Kusabs warns of recent hurdles: attempts to roll back te reo in official settings, cuts to Māori language teacher training, and a growing backlash to bilingual efforts.
"After all these fights for revitalisation, you're seeing a bit of pushback recently against having it be given equal prominence and equal opportunity and equal standing," he said.
"I think that's part of fighting for a language and also fighting for an Indigenous culture — it's filled with those difficulties, setbacks, and struggles."
For Ursula, the most powerful response to the film is one of persistence and the "protest of the everyday".
"It's those stories of the everyday — in terms of where we choose to place our time and who we choose to connect with and how we choose to position ourselves within society — those are the things that chip away at discussions and narratives and the context of where we are," she said.
"It's the protest of the everyday … standing in yourself and speaking your language and reconnecting with fragments of who you are."
Marlon Williams hopes that his story can inspire others to find their way back to te reo Māori and help them any shame around losing the language. Source: Supplied / Ian Laidlaw
'It's yours by birthright'
For Marlon Williams, that persistence has already had an effect.
"There have been people reaching out," he said.

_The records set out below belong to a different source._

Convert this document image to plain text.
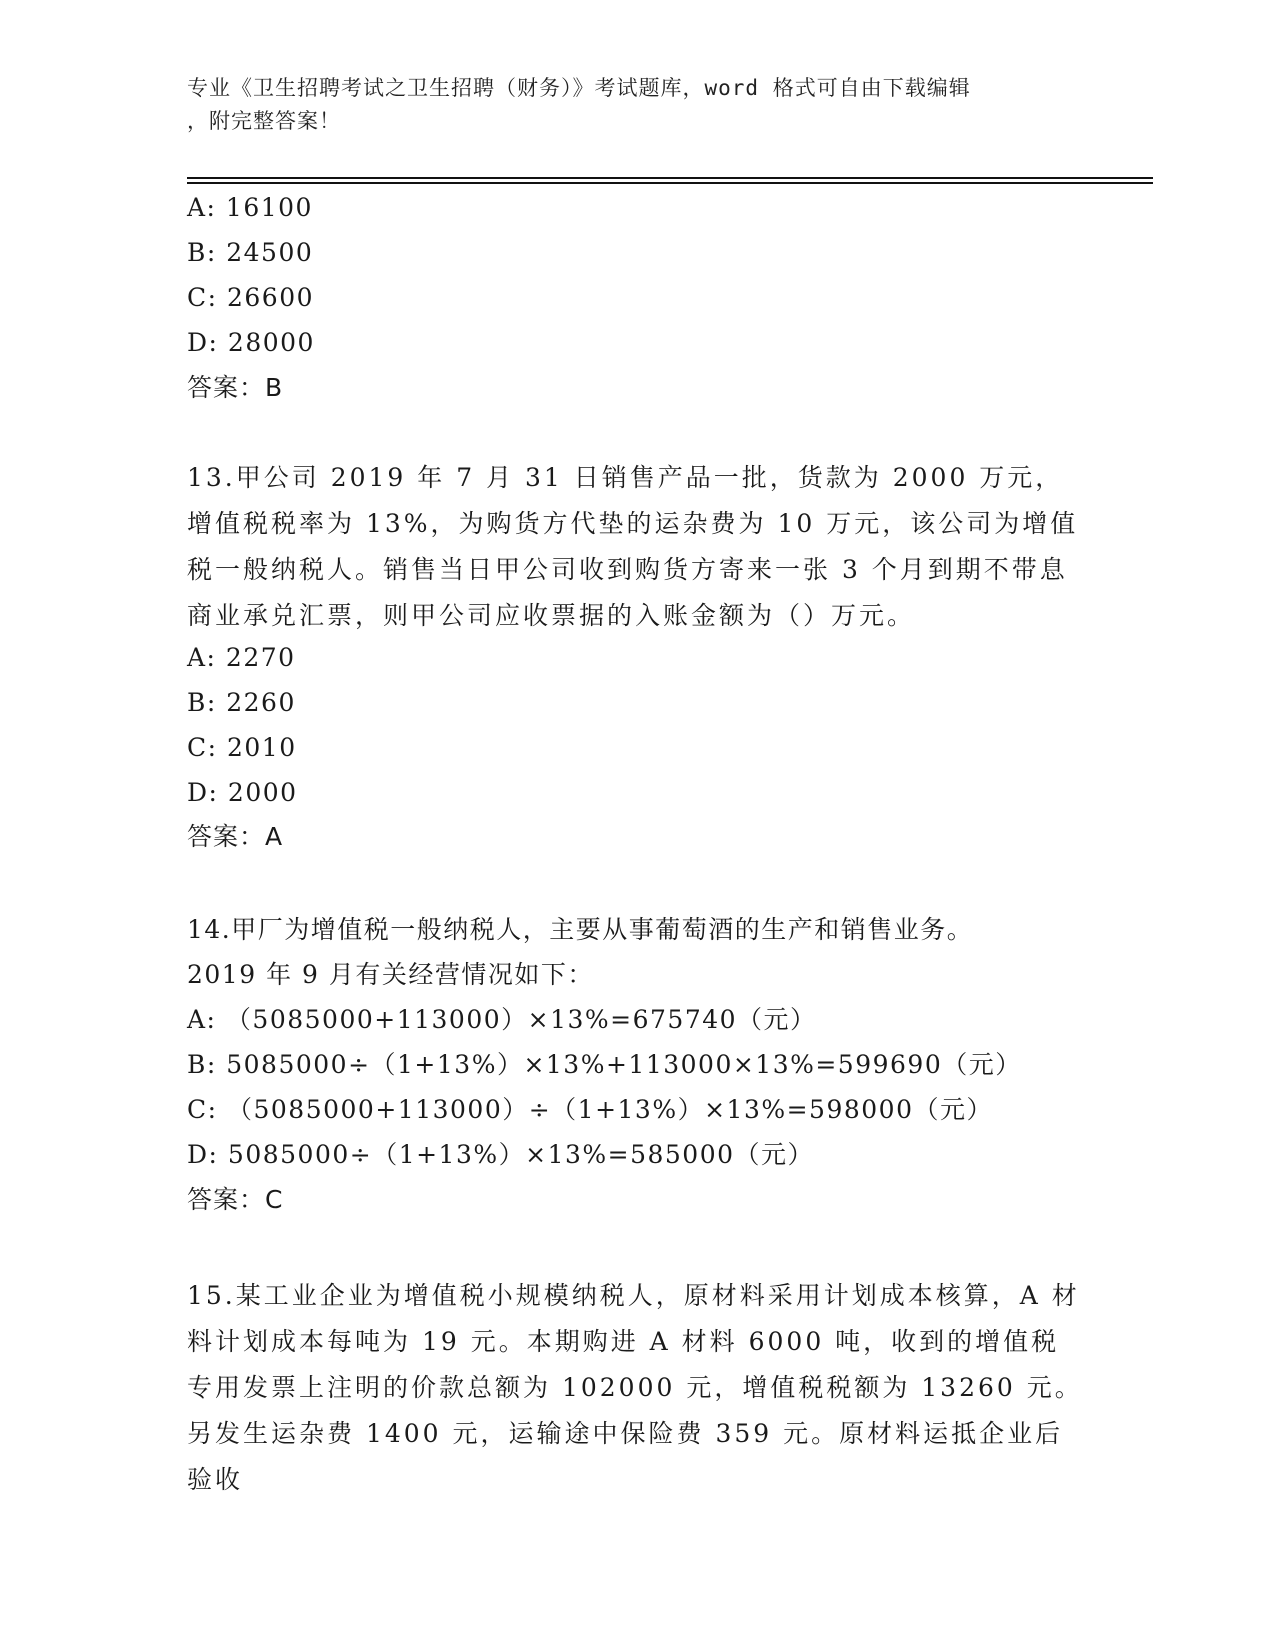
专业《卫生招聘考试之卫生招聘（财务）》考试题库，word 格式可自由下载编辑
，附完整答案！
A: 16100
B: 24500
C: 26600
D: 28000
答案：B
13.甲公司 2019 年 7 月 31 日销售产品一批，货款为 2000 万元，增值税税率为 13%，为购货方代垫的运杂费为 10 万元，该公司为增值税一般纳税人。销售当日甲公司收到购货方寄来一张 3 个月到期不带息商业承兑汇票，则甲公司应收票据的入账金额为（）万元。
A: 2270
B: 2260
C: 2010
D: 2000
答案：A
14.甲厂为增值税一般纳税人，主要从事葡萄酒的生产和销售业务。
2019 年 9 月有关经营情况如下：
A: （5085000+113000）×13%=675740（元）
B: 5085000÷（1+13%）×13%+113000×13%=599690（元）
C: （5085000+113000）÷（1+13%）×13%=598000（元）
D: 5085000÷（1+13%）×13%=585000（元）
答案：C
15.某工业企业为增值税小规模纳税人，原材料采用计划成本核算，A 材料计划成本每吨为 19 元。本期购进 A 材料 6000 吨，收到的增值税专用发票上注明的价款总额为 102000 元，增值税税额为 13260 元。另发生运杂费 1400 元，运输途中保险费 359 元。原材料运抵企业后验收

"Because I'm not fluent and because on one level, I'm not classically Māori in appearance, it feels like people have been afforded a little bit more room to find their own way back to [learning Māori] without the sense of shame or embarrassment that comes with that."
Shame is always there when trying to reclaim a language that has been lost over generations.
Marlon Williams
He hopes that his album and documentary will help others shed the shame, even a little bit.
"It's there and it's yours by birthright to go into that world," he said. "That sense of shame at having lost it [the language] — it's not a reason not to do it."
"It's the reason to get into it because that shame is something that's been overlaid into you and the estrangement is built on the system."
"It's all the more reason to feel like you've got the right to be able to do that and go into that world."